In September 1998, the circuit court dismissed the action, without prejudice, when Adams failed to comply with paragraph 3 of the August 1998 order. Adams took no further action in regard to his declaratory-judgment case.

On December 15, 1998, the SEICTF Review Board issued a written opinion upholding the SEICTF’s denial of coverage. On January 15, 1999, Adams appealed to the Circuit Court of Montgomery County, pursuant to §§ 41-22-20 through -27, Ala. Code 1975. The Alabama Department of Finance (“the Department”) filed the record and transcript of the proceedings before the SEICTF Review Board. Adams and the Department filed briefs outlining their respective positions. On March 16, 2000, the circuit court issued an order, which stated, in part:

“It is HEREBY ORDERED, ADJUDGED, AND DECREED that this court has reviewed the transcript and considered briefs filed on said matter and reverses the decision of the SEICTF Review Board to deny [Adams] benefits because the findings and conclusions of the Review Board are contrary to the evidence and applicable law, as Ala.Code §§ 36-30-20 through 36-30-21 [provide] for coverage of [Adams’s] illness as an occupational disease under the SEICTF Program.”

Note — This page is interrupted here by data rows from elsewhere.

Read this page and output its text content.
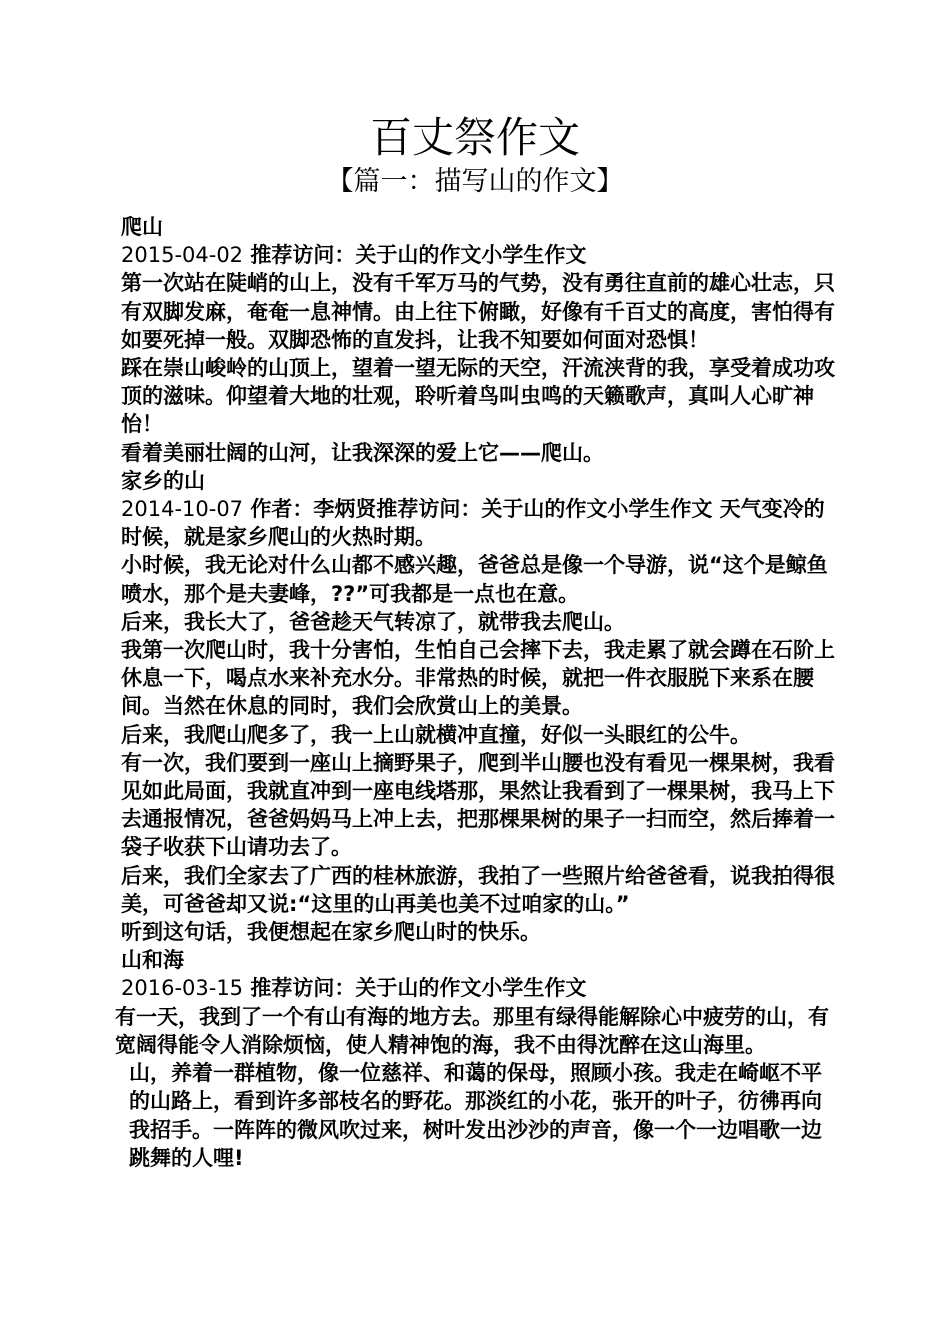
百丈祭作文
【篇一：描写山的作文】

爬山

2015-04-02 推荐访问：关于山的作文小学生作文

第一次站在陡峭的山上，没有千军万马的气势，没有勇往直前的雄心壮志，只有双脚发麻，奄奄一息神情。由上往下俯瞰，好像有千百丈的高度，害怕得有如要死掉一般。双脚恐怖的直发抖，让我不知要如何面对恐惧！

踩在崇山峻岭的山顶上，望着一望无际的天空，汗流浃背的我，享受着成功攻顶的滋味。仰望着大地的壮观，聆听着鸟叫虫鸣的天籁歌声，真叫人心旷神怡！

看着美丽壮阔的山河，让我深深的爱上它——爬山。

家乡的山

2014-10-07 作者：李炳贤推荐访问：关于山的作文小学生作文 天气变冷的时候，就是家乡爬山的火热时期。

小时候，我无论对什么山都不感兴趣，爸爸总是像一个导游，说“这个是鲸鱼喷水，那个是夫妻峰，??”可我都是一点也在意。

后来，我长大了，爸爸趁天气转凉了，就带我去爬山。

我第一次爬山时，我十分害怕，生怕自己会摔下去，我走累了就会蹲在石阶上休息一下，喝点水来补充水分。非常热的时候，就把一件衣服脱下来系在腰间。当然在休息的同时，我们会欣赏山上的美景。

后来，我爬山爬多了，我一上山就横冲直撞，好似一头眼红的公牛。

有一次，我们要到一座山上摘野果子，爬到半山腰也没有看见一棵果树，我看见如此局面，我就直冲到一座电线塔那，果然让我看到了一棵果树，我马上下去通报情况，爸爸妈妈马上冲上去，把那棵果树的果子一扫而空，然后捧着一袋子收获下山请功去了。

后来，我们全家去了广西的桂林旅游，我拍了一些照片给爸爸看，说我拍得很美，可爸爸却又说:“这里的山再美也美不过咱家的山。”

听到这句话，我便想起在家乡爬山时的快乐。

山和海

2016-03-15 推荐访问：关于山的作文小学生作文

有一天，我到了一个有山有海的地方去。那里有绿得能解除心中疲劳的山，有宽阔得能令人消除烦恼，使人精神饱的海，我不由得沈醉在这山海里。

山，养着一群植物，像一位慈祥、和蔼的保母，照顾小孩。我走在崎岖不平的山路上，看到许多部枝名的野花。那淡红的小花，张开的叶子，彷彿再向我招手。一阵阵的微风吹过来，树叶发出沙沙的声音，像一个一边唱歌一边跳舞的人哩!
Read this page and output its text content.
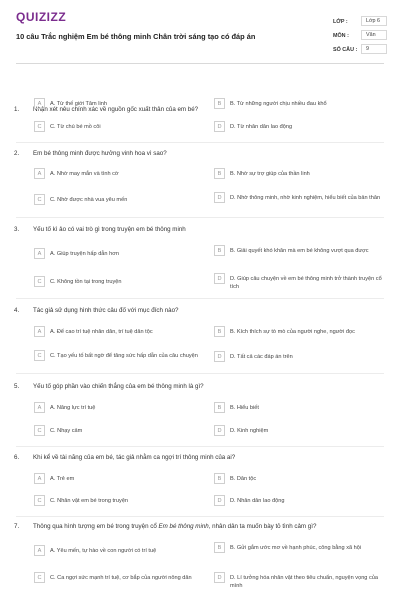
QUIZIZZ
10 câu Trắc nghiệm Em bé thông minh Chân trời sáng tạo có đáp án
LỚP :	Lớp 6
MÔN :	Văn
SỐ CÂU :	9
1. Nhận xét nêu chính xác về nguồn gốc xuất thân của em bé?
A	A. Từ thế giới Tâm linh	B	B. Từ những người chịu nhiều đau khổ
C	C. Từ chú bé mồ côi	D	D. Từ nhân dân lao động
2. Em bé thông minh được hưởng vinh hoa vì sao?
A	A. Nhờ may mắn và tình cờ	B	B. Nhờ sự trợ giúp của thần linh
C	C. Nhờ được nhà vua yêu mến	D	D. Nhờ thông minh, nhờ kinh nghiệm, hiểu biết của bản thân
3. Yếu tố kì ảo có vai trò gì trong truyện em bé thông minh
A	A. Giúp truyện hấp dẫn hơn	B	B. Giải quyết khó khăn mà em bé không vượt qua được
C	C. Không tồn tại trong truyện	D	D. Giúp câu chuyện về em bé thông minh trở thành truyện cổ tích
4. Tác giả sử dụng hình thức câu đố với mục đích nào?
A	A. Để cao trí tuệ nhân dân, trí tuệ dân tộc	B	B. Kích thích sự tò mò của người nghe, người đọc
C	C. Tạo yếu tố bất ngờ để tăng sức hấp dẫn của câu chuyện	D	D. Tất cả các đáp án trên
5. Yếu tố góp phần vào chiến thắng của em bé thông minh là gì?
A	A. Năng lực trí tuệ	B	B. Hiểu biết
C	C. Nhạy cảm	D	D. Kinh nghiệm
6. Khi kể về tài năng của em bé, tác giả nhằm ca ngợi trí thông minh của ai?
A	A. Trẻ em	B	B. Dân tộc
C	C. Nhân vật em bé trong truyện	D	D. Nhân dân lao động
7. Thông qua hình tượng em bé trong truyện cổ Em bé thông minh, nhân dân ta muốn bày tỏ tình cảm gì?
A	A. Yêu mến, tự hào về con người có trí tuệ	B	B. Gửi gắm ước mơ về hạnh phúc, công bằng xã hội
C	C. Ca ngợi sức mạnh trí tuệ, cơ bắp của người nông dân	D	D. Lí tưởng hóa nhân vật theo tiêu chuẩn, nguyện vọng của mình
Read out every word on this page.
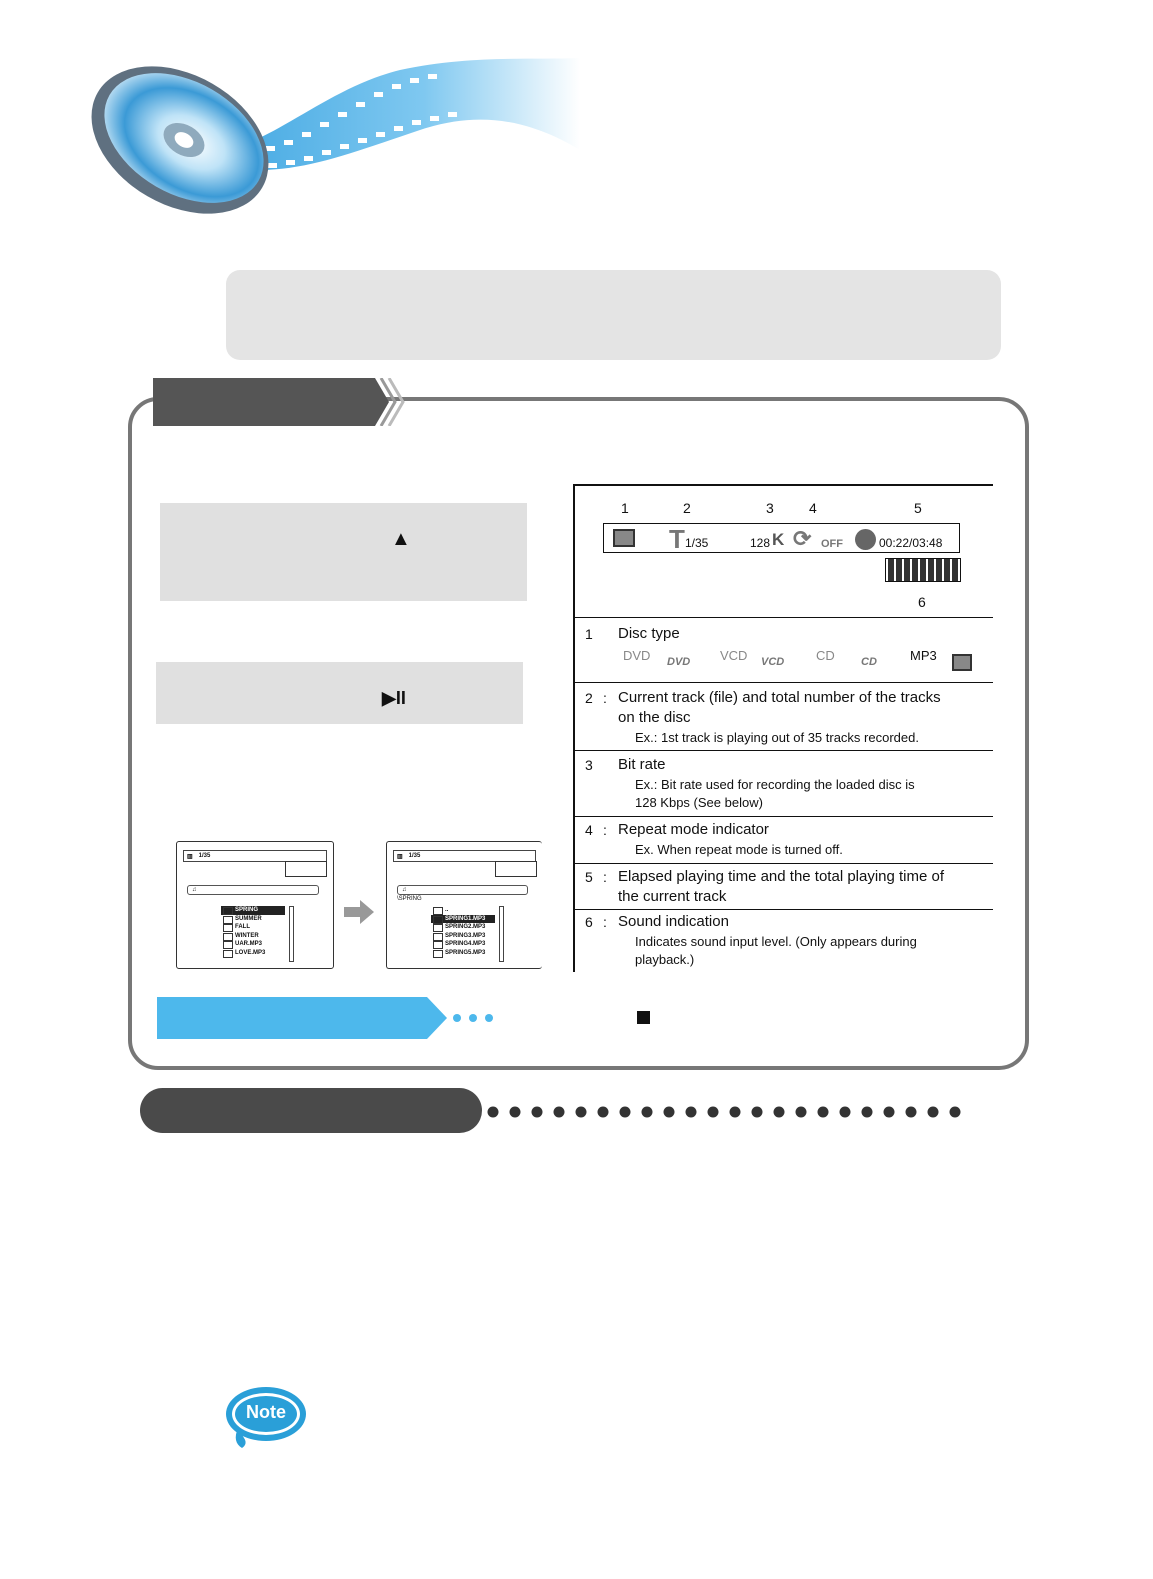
▲
▶II
▥ 1/35
♫
SPRING
SUMMER
FALL
WINTER
UAR.MP3
LOVE.MP3
▥ 1/35
♫
\SPRING
..
SPRING1.MP3
SPRING2.MP3
SPRING3.MP3
SPRING4.MP3
SPRING5.MP3
1	2	3	4	5
T 1/35	128 K ⟳ OFF	00:22/03:48
6
1 Disc type
DVD DVD VCD VCD CD CD	MP3
2 : Current track (file) and total number of the tracks
on the disc
Ex.: 1st track is playing out of 35 tracks recorded.
3 Bit rate
Ex.: Bit rate used for recording the loaded disc is
128 Kbps (See below)
4 : Repeat mode indicator
Ex. When repeat mode is turned off.
5 : Elapsed playing time and the total playing time of
the current track
6 : Sound indication
Indicates sound input level. (Only appears during
playback.)
Note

The Department moved to alter, amend, or vacate the judgment, and the circuit court denied the motion. This appeal followed.

The Department contends that this matter is barred by the doctrine of res judicata because, it argues, the circuit court had previously determined that §§ 36-30-20 through -23 (“the State Troopers Program”) and §§ 36-29A-1 [1050]*1050through -8 and the SEICTF administrative rules, §§ 355-8-1-.01 through -.06 (collectively referred to as “the injury-compensation program”), “appear to have separate fields of operation.” However, we find that the doctrine of res judicata does not apply in this case because the declaratory-judgment action was dismissed without having been fully litigated and there was no judgment rendered on the merits of the case. See Croft v. Pale, 585 So.2d 799, 800 (Ala.1991).

The Department also contends that the circuit court erred in reversing the decision of the SEICTF Review Board because, it says, there is no evidence that the State Troopers Program was applicable in any way to the injury-compensation program, especially in light of the clear and unambiguous language of the injury-compensation program.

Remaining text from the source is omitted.